‘Some spake of the temple, how it was adorned with goodly stones and gifts’, Luke 21. 5.
One stone does not make a building. A pile of stones is not a building. However, once the stones are shaped, and put together in accord with an architect’s plan, a building will begin to emerge. The skill of the designer combined with the skills of the builders will determine the beauty of the end product.
As we consider any New Testament church, it is important to remind ourselves that God is the architect and the builder. He takes us, those rough stones,1 and shapes them for His glory. He builds those same stones into the church, whether considered dispensationally or locally. It is all of Him! That is the essence of our responsibility individually and collectively – to manifest His glory.2
Although the temple was a physical rather than a spiritual building, the danger in the verse above remains. The temple was meant to be the house of God, the place where He dwelt in the midst of His people. It was evident that this was no longer the case.3 As well as its architectural splendour, it was still a place that was at the centre of Jewish life. Even the disciples could be counted amongst those who admired the building and the detail of its stonework and decoration.
Have we learned the lesson? Are there local churches today that seek the reputation and following that characterized the temple in the Lord’s day?

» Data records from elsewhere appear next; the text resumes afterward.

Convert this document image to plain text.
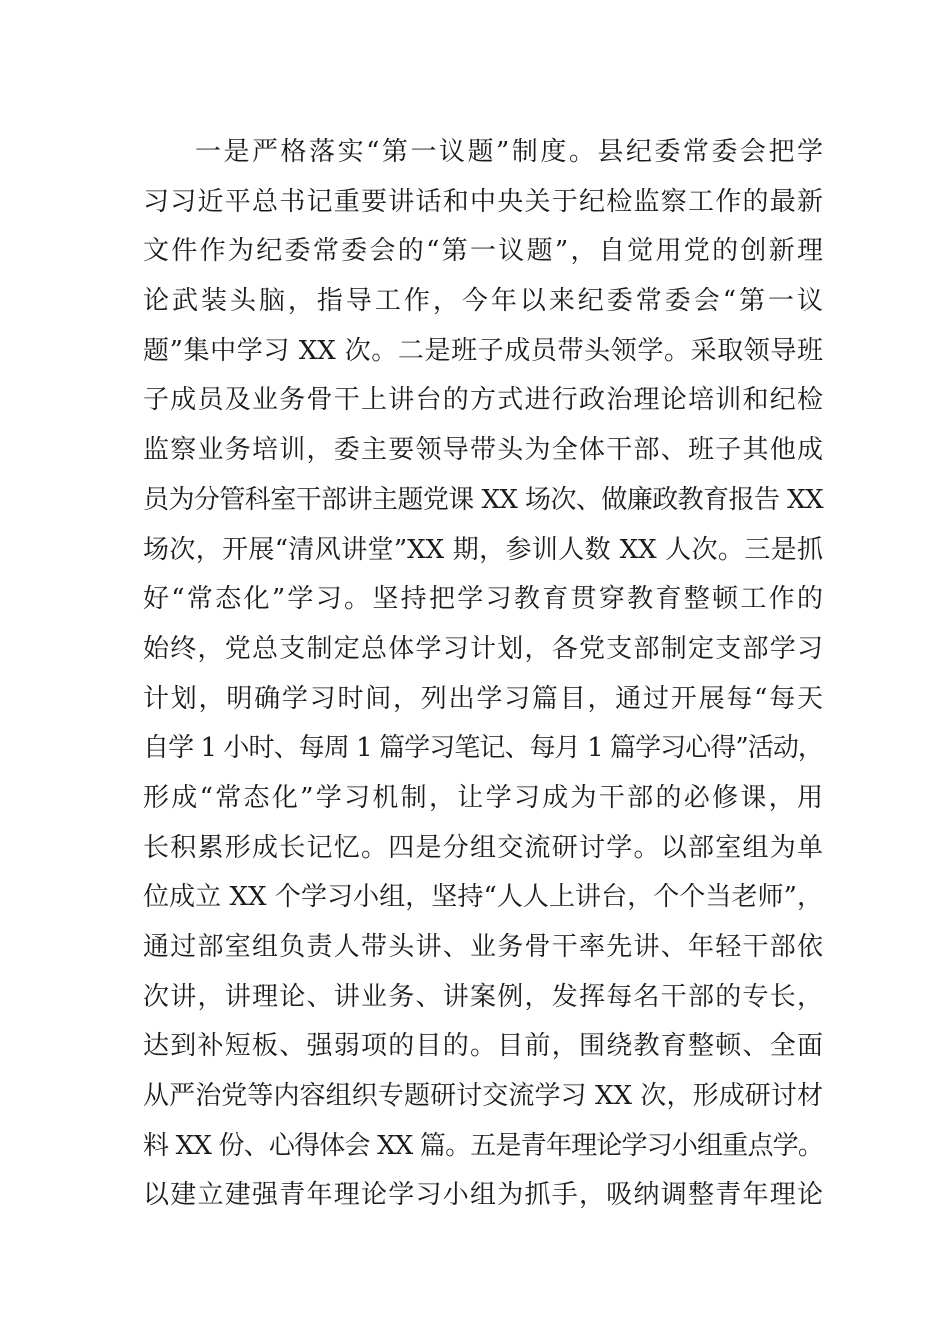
一是严格落实“第一议题”制度。县纪委常委会把学
习习近平总书记重要讲话和中央关于纪检监察工作的最新
文件作为纪委常委会的“第一议题”，自觉用党的创新理
论武装头脑，指导工作，今年以来纪委常委会“第一议
题”集中学习 XX 次。二是班子成员带头领学。采取领导班
子成员及业务骨干上讲台的方式进行政治理论培训和纪检
监察业务培训，委主要领导带头为全体干部、班子其他成
员为分管科室干部讲主题党课 XX 场次、做廉政教育报告 XX
场次，开展“清风讲堂”XX 期，参训人数 XX 人次。三是抓
好“常态化”学习。坚持把学习教育贯穿教育整顿工作的
始终，党总支制定总体学习计划，各党支部制定支部学习
计划，明确学习时间，列出学习篇目，通过开展每“每天
自学 1 小时、每周 1 篇学习笔记、每月 1 篇学习心得”活动，
形成“常态化”学习机制，让学习成为干部的必修课，用
长积累形成长记忆。四是分组交流研讨学。以部室组为单
位成立 XX 个学习小组，坚持“人人上讲台，个个当老师”，
通过部室组负责人带头讲、业务骨干率先讲、年轻干部依
次讲，讲理论、讲业务、讲案例，发挥每名干部的专长，
达到补短板、强弱项的目的。目前，围绕教育整顿、全面
从严治党等内容组织专题研讨交流学习 XX 次，形成研讨材
料 XX 份、心得体会 XX 篇。五是青年理论学习小组重点学。
以建立建强青年理论学习小组为抓手，吸纳调整青年理论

Rather than physical stones, they rejoice in men of gift amongst their number, even though all gift is God-given. They delight in the numbers that are drawn to their fellowship, whether regularly or occasionally. They may even proclaim their faithfulness to the biblical pattern. The situation is not new. Church history should remind us of the folly of such a pursuit of glory. How many assemblies of God’s people were once very large, drawing crowds to their meetings, but are now populated by a few elderly saints facing the prospect of closure. May we remind our hearts that the spiritual building, the church, is God’s. It is for His glory! How sad if, as a consequence of our pride, ‘there shall not be left one stone upon another’!4
In this magazine, we continue to provide the mix of articles that is characteristic of Precious Seed International. The series of articles on Widows, Orphans, and Strangers continues. The short series provided by David Williams entitled ‘Much ado about “nothing”’ is concluded. We are grateful to him for this meditation. The insight into a particular believer’s call to service is given a different perspective by Ian Rees. In all, it is our desire to provide that which will be ‘for the perfecting of the saints, for the work of the ministry, for the edifying of the body of Christ’, Eph. 4. 12.